During Katrina, unmanned barges in New Orleans tore from their moorings and slammed into levees, causing more damage.
"Those are cause for concern," Callais says. "They're like floating missiles."
In Grand Isle, a 7-mile stretch of beach in southern Louisiana, trucks and bulldozers rumble down state Highway 1, and 1,800 oil-response workers live in rows of aluminum trailers.
Evacuating the workers and their equipment will clog the one road out of Grand Isle, says Deano Bonano, Jefferson Parish's homeland security chief.
BP is still finalizing plans, he says.
"It took months to bring that equipment down there. It isn't all going to leave in 120 hours," Bonano says.
A strong storm could deposit oil into southern Louisiana's delicate marshes — something cleanup crews have been fighting to prevent since the BP well exploded April 20, says Garret Graves, head of the state's office of coastal activities.
Cooper, the state's homeland security chief, says he's still unsure who would bear the costs of cleaning up inland oil after the storm. FEMA usually reimburses states for hurricane cleanup, but BP is responsible for costs tied to the oil spill. It's less clear, he says, who is responsible for cleaning up oil spread by a hurricane.
Fugate says the federal government is still researching legal aspects of the cleanup.
"If there is oil inland that needs to be cleaned up, we don't want to argue if it's BP's oil or some other party," Cooper says. "We just want it cleaned up."
Praying for help
As the government hashes out logistics, nervous residents of Grand Isle are seeking spiritual solace.

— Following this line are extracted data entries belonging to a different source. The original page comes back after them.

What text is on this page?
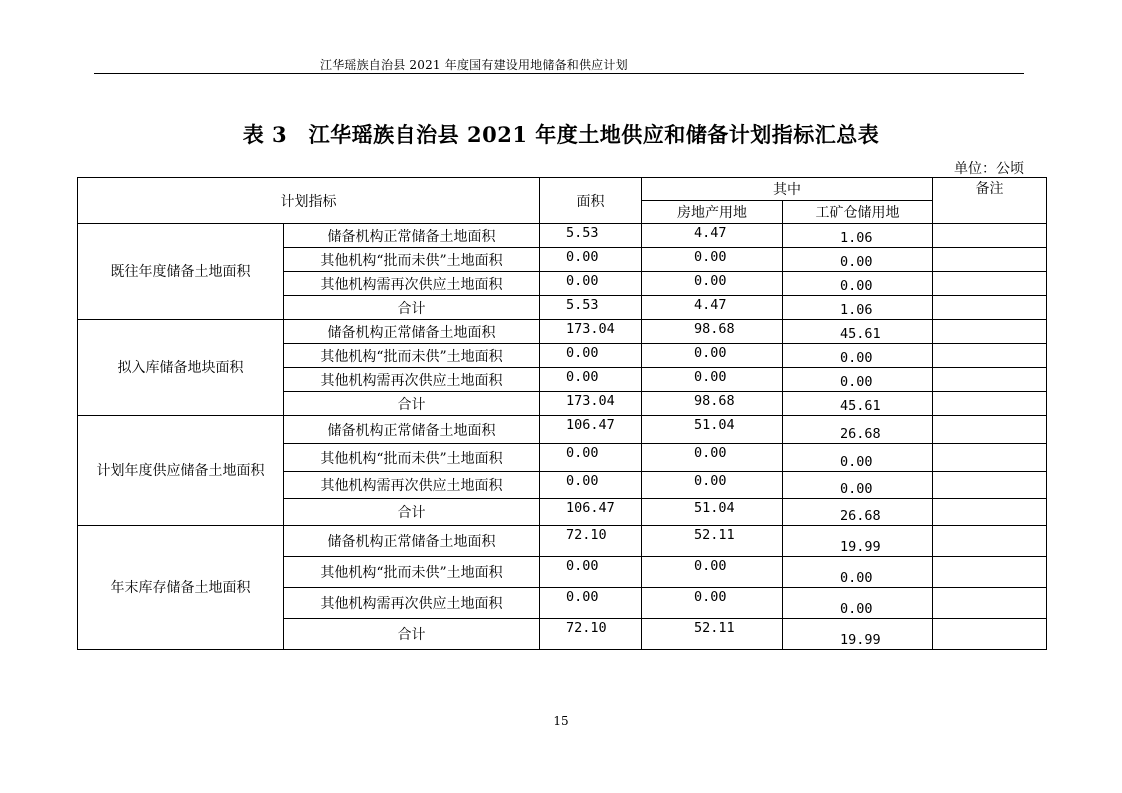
江华瑶族自治县 2021 年度国有建设用地储备和供应计划
表 3　江华瑶族自治县 2021 年度土地供应和储备计划指标汇总表
单位：公顷
计划指标		面积	其中		备注
			房地产用地	工矿仓储用地	
既往年度储备土地面积	储备机构正常储备土地面积	5.53	4.47	1.06	
	其他机构“批而未供”土地面积	0.00	0.00	0.00	
	其他机构需再次供应土地面积	0.00	0.00	0.00	
	合计	5.53	4.47	1.06	
拟入库储备地块面积	储备机构正常储备土地面积	173.04	98.68	45.61	
	其他机构“批而未供”土地面积	0.00	0.00	0.00	
	其他机构需再次供应土地面积	0.00	0.00	0.00	
	合计	173.04	98.68	45.61	
计划年度供应储备土地面积	储备机构正常储备土地面积	106.47	51.04	26.68	
	其他机构“批而未供”土地面积	0.00	0.00	0.00	
	其他机构需再次供应土地面积	0.00	0.00	0.00	
	合计	106.47	51.04	26.68	
年末库存储备土地面积	储备机构正常储备土地面积	72.10	52.11	19.99	
	其他机构“批而未供”土地面积	0.00	0.00	0.00	
	其他机构需再次供应土地面积	0.00	0.00	0.00	
	合计	72.10	52.11	19.99	
15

Since Alex formed in the Caribbean Sea last week, the offices at Our Lady of the Isle Catholic Church in Grand Isle have been jammed with phone calls from worried residents.
And lots of requests.
Parishioners have called asking the pastor, Mike Tran, to bless their rosaries and crucifixes, to bless bottles of water so they can sprinkle it on their homes, to hold Holy Communion on the beach and to throw scapulars into the surf to fend off hurricanes, Tran says.

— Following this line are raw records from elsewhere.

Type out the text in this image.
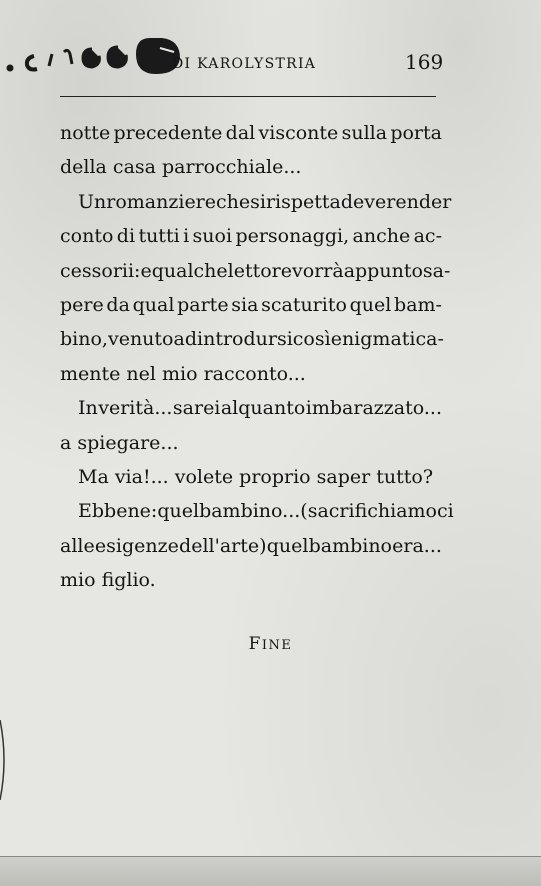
DI KAROLYSTRIA	169
notte precedente dal visconte sulla porta
della casa parrocchiale...
Un romanziere che si rispetta deve render
conto di tutti i suoi personaggi, anche ac-
cessorii: e qualche lettore vorrà appunto sa-
pere da qual parte sia scaturito quel bam-
bino, venuto ad introdursi così enigmatica-
mente nel mio racconto...
In verità... sarei alquanto imbarazzato...
a spiegare...
Ma via!... volete proprio saper tutto?
Ebbene: quel bambino... (sacrifichiamoci
alle esigenze dell'arte) quel bambino era...
mio figlio.
FINE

The requests piled up so high that Tran had to call his bishop for guidance. The threat of a hurricane has amplified the island's anxiety.
"It's doubling the fear and the threat level amid the oil crisis," Tran says.
At Sunday's Mass, Tran led parishioners in three Hail Mary prayers to deter hurricanes from reaching Louisiana's coast.
"We need to pray for God's intervention," he told them.